I remember several years ago discussing with a friend what projects we were working on. At the time, I was trying to get a music project off the ground and working on writing a play. My friend told me he was totally focused on creating a web series. Web series?

That was the first time I had heard the two words put together. I understood the concept and how with the increasing availability of broadband and the improved video streaming technology it could become a viable art form. Mind you, this was before YouTube was popular, and watching videos on the internet was not ubiquitous. It wasn’t a no brainer at the time. It seemed like an interesting idea, but was there any real potential behind it? Admittedly, it was hard for me to latch on to. How do you gain recognition? How do you make money? My friend didn’t have all the answers but assured me it was the future of where everything was going. He told me it was going to take over TV, eventually. Honestly, I laughed inside.
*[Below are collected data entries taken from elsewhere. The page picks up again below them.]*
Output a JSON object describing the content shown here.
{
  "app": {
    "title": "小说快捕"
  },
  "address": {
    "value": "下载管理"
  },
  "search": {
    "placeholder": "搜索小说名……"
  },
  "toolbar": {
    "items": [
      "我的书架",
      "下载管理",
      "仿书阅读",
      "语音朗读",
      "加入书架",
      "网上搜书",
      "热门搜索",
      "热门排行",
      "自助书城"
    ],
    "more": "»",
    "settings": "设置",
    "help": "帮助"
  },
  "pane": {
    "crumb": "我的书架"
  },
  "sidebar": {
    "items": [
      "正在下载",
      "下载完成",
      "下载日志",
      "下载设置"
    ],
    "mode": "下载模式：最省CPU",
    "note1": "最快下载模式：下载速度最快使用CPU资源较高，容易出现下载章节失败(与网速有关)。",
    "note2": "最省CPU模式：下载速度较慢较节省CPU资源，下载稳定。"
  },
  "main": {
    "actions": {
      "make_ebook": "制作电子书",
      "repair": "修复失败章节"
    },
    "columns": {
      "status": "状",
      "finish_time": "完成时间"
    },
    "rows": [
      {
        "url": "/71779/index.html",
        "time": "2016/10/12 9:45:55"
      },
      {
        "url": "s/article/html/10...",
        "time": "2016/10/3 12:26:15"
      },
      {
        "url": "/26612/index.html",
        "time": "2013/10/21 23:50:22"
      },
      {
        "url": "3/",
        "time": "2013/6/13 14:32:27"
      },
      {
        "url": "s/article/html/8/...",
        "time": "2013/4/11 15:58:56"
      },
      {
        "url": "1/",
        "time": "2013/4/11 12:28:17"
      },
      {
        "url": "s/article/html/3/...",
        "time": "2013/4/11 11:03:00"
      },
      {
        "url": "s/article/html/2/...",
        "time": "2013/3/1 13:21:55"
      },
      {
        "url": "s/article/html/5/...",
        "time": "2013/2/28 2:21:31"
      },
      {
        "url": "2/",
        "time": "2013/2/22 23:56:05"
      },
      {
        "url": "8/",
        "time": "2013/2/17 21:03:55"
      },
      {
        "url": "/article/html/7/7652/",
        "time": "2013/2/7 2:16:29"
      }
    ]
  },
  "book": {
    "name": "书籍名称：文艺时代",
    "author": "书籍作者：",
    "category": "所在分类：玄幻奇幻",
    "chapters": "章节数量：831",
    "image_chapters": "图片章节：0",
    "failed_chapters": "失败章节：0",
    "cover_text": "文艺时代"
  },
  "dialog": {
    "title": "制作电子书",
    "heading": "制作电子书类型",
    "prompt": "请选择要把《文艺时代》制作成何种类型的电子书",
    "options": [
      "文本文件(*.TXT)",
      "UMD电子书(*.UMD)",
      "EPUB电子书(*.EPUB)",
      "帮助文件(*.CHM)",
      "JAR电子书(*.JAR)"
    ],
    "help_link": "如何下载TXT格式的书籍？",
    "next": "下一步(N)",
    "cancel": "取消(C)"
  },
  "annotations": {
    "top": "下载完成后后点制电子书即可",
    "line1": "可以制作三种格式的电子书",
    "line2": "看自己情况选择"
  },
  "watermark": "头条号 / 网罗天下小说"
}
Fast forward several years to the present. Despite TV ownership dropping from 115.9 million homes with a TV to around 114.7 million, television viewing is healthier than ever. 2011 recorded a record high average amount of viewing time per household of 58 hours and 28 minutes per week. Internet video has not taken over or replaced TV. It has, however, grown by leaps and bounds and become a formidable threat to the conventional television broadcast and distribution model.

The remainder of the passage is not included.